Many Georgia drivers assume that going 5 or 10 mph over the speed limit really is not that big of a deal. However, when a vehicle strikes a pedestrian, every mile per hour counts, and speed is only one of the factors that affect how serious the pedestrian’s injuries will be.

According to the Insurance Institute for Highway Safety, the first problem with driving faster is that it increases the likelihood of a crash. Not only that, though, the force of the blow is much, much higher when the vehicle is moving at what most drivers may consider to be a relatively safe speed. A pedestrian is at a 10% risk of sustaining a severe injury when the vehicle is moving at 17 mph. At 25 mph, that increases to 25%, and at 33 mph, it is 50%.

Different vehicle designs will have an effect on the severity of the injuries, too, as well as the height of the pedestrian.
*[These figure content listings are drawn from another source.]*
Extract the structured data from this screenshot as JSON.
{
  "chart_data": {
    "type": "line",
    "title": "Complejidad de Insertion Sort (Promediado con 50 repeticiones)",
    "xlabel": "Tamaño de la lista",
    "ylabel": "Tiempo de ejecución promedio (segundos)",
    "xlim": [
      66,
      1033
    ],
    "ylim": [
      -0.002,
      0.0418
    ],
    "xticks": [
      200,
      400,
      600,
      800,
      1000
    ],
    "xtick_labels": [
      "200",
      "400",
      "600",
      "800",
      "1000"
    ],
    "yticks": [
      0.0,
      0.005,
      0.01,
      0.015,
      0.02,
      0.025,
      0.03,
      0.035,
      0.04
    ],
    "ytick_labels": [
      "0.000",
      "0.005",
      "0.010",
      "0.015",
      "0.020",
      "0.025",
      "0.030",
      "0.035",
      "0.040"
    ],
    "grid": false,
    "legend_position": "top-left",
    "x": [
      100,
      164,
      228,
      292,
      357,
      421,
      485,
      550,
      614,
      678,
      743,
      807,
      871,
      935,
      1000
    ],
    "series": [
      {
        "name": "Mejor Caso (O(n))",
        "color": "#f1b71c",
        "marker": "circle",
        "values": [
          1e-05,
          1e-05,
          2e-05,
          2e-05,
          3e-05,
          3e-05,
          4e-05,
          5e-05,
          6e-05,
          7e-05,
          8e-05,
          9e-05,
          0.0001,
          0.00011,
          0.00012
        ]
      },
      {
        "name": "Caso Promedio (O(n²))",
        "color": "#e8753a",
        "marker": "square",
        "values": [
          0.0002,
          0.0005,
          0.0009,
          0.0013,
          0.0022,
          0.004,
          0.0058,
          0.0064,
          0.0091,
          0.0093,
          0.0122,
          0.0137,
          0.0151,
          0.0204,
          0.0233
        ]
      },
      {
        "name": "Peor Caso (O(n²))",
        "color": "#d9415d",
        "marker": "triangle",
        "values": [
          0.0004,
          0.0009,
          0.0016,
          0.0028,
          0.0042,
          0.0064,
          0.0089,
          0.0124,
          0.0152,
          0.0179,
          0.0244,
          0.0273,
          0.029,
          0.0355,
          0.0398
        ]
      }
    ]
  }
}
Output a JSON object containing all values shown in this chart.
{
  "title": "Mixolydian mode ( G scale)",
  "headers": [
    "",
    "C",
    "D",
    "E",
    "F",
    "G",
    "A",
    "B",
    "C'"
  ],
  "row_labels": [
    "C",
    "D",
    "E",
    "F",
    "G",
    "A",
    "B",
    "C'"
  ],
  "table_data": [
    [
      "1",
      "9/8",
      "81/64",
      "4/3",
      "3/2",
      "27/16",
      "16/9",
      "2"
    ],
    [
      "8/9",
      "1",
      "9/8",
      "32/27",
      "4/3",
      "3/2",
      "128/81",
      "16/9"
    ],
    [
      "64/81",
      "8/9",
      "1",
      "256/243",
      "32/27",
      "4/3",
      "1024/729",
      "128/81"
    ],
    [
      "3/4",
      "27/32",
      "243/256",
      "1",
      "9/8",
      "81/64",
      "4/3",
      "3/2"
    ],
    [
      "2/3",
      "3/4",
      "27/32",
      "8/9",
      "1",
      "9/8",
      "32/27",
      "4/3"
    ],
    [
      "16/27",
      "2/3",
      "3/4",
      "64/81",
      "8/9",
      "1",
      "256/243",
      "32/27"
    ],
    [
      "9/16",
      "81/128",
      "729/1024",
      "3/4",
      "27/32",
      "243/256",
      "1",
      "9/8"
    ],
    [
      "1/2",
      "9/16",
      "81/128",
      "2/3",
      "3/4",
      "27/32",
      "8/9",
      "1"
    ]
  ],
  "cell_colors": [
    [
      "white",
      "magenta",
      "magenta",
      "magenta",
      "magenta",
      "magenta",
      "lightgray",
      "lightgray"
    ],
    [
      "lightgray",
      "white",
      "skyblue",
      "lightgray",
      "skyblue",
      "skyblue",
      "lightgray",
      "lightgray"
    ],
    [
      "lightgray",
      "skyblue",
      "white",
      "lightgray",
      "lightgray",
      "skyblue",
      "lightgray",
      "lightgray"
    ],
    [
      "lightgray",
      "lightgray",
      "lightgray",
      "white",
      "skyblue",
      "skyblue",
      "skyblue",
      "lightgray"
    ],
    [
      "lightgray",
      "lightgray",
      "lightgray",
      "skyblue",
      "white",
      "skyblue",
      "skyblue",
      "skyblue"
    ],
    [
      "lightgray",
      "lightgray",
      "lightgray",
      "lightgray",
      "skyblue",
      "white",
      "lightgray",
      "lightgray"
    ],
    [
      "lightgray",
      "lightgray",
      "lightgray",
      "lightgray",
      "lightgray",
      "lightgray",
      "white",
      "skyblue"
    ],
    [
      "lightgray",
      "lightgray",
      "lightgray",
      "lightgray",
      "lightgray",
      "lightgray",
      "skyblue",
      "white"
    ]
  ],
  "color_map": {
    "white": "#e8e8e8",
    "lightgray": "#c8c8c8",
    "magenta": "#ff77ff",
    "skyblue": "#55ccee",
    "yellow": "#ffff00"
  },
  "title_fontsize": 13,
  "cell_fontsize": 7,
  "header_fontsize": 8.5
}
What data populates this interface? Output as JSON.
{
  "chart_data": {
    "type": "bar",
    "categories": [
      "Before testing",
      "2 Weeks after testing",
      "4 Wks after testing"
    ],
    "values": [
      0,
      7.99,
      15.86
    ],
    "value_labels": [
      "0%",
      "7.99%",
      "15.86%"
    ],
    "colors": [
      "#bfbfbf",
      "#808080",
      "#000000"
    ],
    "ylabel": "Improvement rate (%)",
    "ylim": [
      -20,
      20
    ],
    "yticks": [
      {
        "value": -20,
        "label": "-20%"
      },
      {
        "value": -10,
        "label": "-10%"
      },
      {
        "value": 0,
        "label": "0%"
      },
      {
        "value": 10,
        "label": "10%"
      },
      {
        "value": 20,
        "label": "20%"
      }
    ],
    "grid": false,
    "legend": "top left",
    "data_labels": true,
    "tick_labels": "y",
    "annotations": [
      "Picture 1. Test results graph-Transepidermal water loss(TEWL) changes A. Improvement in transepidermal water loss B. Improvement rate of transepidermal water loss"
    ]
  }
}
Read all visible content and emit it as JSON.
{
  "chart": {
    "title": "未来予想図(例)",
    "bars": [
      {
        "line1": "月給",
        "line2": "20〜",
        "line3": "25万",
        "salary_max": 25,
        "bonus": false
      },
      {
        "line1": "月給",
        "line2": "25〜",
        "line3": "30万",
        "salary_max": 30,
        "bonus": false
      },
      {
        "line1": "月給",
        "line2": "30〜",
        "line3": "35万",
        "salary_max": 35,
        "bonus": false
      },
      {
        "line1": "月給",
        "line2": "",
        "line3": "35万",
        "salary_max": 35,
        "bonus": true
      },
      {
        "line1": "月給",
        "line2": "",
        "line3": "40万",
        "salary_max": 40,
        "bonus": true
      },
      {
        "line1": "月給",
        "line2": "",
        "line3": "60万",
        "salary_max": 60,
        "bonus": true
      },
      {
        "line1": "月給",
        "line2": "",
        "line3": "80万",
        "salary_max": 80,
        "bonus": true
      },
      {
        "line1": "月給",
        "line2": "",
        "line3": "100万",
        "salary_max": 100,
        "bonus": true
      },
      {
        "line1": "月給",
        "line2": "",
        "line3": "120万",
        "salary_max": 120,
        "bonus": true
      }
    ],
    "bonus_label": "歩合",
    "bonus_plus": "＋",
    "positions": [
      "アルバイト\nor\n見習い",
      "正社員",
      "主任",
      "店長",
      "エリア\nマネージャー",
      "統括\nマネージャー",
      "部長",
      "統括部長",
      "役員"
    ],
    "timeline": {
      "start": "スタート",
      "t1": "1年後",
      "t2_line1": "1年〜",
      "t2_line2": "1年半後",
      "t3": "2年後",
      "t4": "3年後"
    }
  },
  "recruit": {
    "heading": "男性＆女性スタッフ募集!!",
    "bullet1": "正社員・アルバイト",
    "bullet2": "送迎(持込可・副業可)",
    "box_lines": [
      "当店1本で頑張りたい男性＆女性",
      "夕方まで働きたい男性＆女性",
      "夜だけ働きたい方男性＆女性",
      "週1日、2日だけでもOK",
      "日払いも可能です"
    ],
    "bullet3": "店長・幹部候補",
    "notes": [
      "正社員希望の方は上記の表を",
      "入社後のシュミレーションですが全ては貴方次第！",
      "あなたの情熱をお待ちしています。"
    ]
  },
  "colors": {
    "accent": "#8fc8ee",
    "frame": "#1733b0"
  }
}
For example, an SUV is more likely to strike an adult somewhere on the upper body, while a smaller car may hit the knees or legs. A young child is likely to sustain the most severe injuries.

Whether a vehicle is traveling at 5 or 50 mph, pedestrians need to do everything they can to minimize their chances of being hit. Constant vigilance is crucial, says the National Safety Council. People on foot should never assume that a driver sees them, even if they are crossing with the light in a marked crosswalk at an intersection. The NSC recommends making eye contact with the driver before stepping off the curb. To improve visibility and reduce the chances of a car accident, pedestrians should wear bright colors, carry a flashlight at night, avoid being in vehicle blind spots and, if possible, cross the street in groups.